CDC suspects ground beef will be the source of recent E. coli outbreak

The Centers for Disease Control as well as also Prevention will be homing in on ground beef as the source of the latest E. coli outbreak within the U.S., the agency said Friday, citing preliminary findings in its ongoing investigation.

“Traceback investigations are ongoing to determine the source of ground beef supplied to grocery stores as well as also restaurant locations where ill people ate,” said the CDC.

The agency will be looking at the grocery stores as well as also restaurants where people said they ate beef just before they fell ill, which said. which hasn’t narrowed in on a specific supplier, distributor or brand of ground beef yet.

As of Friday, 109 people via six states have been infected with the strain of E. coli implicated within the latest outbreak, federal health officials said. The last reported illness began on March 26.

The strain has emerged in Georgia, Indiana, Kentucky, Ohio, Tennessee as well as also Virginia, with the highest number of cases, 54, in Kentucky, the CDC said in a statement.

Seventeen people have been hospitalized, yet no one has died or suffered via kidney failure. The patients range in age via 1 to 83 years old.

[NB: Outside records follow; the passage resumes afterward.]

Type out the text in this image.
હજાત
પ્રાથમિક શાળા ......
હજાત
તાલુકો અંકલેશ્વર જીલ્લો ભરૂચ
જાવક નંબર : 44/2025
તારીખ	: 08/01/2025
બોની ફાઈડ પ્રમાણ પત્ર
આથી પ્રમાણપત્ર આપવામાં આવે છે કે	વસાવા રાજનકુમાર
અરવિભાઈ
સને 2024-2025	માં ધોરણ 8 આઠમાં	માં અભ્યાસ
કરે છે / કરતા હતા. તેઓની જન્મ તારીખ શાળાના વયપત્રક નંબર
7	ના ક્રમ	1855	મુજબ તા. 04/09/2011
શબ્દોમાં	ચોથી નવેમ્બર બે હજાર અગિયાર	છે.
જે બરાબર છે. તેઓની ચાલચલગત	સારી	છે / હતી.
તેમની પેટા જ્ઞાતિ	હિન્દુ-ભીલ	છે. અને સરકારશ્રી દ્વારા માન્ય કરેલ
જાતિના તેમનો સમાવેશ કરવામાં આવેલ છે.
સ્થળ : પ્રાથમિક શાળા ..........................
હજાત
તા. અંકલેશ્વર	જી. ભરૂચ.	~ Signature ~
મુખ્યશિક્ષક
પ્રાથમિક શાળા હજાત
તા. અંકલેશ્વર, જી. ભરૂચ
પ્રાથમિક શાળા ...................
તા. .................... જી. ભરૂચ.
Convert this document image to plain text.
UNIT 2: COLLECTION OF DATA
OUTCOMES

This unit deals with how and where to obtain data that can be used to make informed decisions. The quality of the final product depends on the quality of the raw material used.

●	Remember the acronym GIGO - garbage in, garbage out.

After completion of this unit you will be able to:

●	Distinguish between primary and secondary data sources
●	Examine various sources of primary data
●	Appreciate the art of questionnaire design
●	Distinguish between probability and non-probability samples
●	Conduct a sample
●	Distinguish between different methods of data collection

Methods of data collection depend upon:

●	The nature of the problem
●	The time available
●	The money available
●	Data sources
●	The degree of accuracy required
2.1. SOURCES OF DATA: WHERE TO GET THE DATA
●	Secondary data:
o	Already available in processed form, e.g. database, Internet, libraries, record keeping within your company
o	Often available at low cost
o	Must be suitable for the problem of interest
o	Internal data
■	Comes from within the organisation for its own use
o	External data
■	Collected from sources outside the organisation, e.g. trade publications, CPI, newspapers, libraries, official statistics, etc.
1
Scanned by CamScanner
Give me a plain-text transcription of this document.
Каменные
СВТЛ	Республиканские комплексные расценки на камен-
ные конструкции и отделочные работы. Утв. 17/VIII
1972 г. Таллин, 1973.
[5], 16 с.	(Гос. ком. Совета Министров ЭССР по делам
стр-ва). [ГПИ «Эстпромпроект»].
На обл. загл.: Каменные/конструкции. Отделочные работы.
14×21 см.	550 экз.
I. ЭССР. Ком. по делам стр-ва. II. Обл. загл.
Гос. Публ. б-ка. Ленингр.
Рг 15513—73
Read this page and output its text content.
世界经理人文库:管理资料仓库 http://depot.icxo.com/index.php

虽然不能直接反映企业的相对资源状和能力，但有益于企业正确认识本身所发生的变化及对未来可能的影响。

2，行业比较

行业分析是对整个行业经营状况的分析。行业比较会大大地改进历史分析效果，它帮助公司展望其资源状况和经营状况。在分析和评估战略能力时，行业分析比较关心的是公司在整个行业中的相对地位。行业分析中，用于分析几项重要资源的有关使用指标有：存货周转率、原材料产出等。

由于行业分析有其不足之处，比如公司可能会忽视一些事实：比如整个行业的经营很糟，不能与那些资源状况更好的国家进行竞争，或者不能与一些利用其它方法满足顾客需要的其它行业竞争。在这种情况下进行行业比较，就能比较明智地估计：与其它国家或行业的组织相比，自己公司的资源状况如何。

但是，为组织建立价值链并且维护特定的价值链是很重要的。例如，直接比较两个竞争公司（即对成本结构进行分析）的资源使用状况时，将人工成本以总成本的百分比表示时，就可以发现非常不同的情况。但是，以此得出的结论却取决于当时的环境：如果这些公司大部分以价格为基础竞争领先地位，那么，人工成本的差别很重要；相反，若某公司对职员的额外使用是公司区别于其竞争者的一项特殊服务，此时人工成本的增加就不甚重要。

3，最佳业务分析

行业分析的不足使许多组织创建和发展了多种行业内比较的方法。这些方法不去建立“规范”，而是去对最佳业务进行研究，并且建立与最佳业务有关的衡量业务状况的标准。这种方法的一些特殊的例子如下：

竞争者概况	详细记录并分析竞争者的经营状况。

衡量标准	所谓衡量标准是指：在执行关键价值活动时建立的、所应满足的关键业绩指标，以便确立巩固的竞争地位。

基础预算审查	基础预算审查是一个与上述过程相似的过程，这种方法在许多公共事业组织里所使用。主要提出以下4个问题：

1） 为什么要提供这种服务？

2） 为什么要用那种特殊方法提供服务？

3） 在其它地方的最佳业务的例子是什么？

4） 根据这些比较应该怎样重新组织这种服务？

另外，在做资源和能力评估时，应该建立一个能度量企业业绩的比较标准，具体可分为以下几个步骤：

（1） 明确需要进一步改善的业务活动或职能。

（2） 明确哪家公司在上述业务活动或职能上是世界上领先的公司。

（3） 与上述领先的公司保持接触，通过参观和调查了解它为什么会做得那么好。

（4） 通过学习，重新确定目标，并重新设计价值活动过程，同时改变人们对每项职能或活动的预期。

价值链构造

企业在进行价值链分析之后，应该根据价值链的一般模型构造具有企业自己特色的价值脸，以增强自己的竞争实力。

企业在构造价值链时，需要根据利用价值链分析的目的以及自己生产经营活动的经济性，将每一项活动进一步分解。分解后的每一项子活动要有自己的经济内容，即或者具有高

The CDC, several states, the U.S. Department of Agriculture’s Food Safety as well as also Inspection Service as well as also the U.S. Food as well as also Drug Administration are investigating the multistate outbreak of Shiga toxin-producing E. coli O103 infections.

Those infected get sick an average of 3 to 4 days after eating or drinking something which contains the bacteria, according to the CDC.

The CDC will be not recommending which consumers avoid eating ground beef or which retailers stop serving or selling ground beef at which time.

“Raw ground beef should be handled safely as well as also cooked thoroughly to kill germs which could cause foodborne illness,” the CDC said.

Symptoms include severe stomach cramps, diarrhea as well as also vomiting. Some people with the infection may also get a type of kidney failure called hemolytic uremic syndrome, according to the CDC.

Last year, an E. coli outbreak linked to romaine lettuce sickened 62 people across 16 states as well as also Washington, D.C.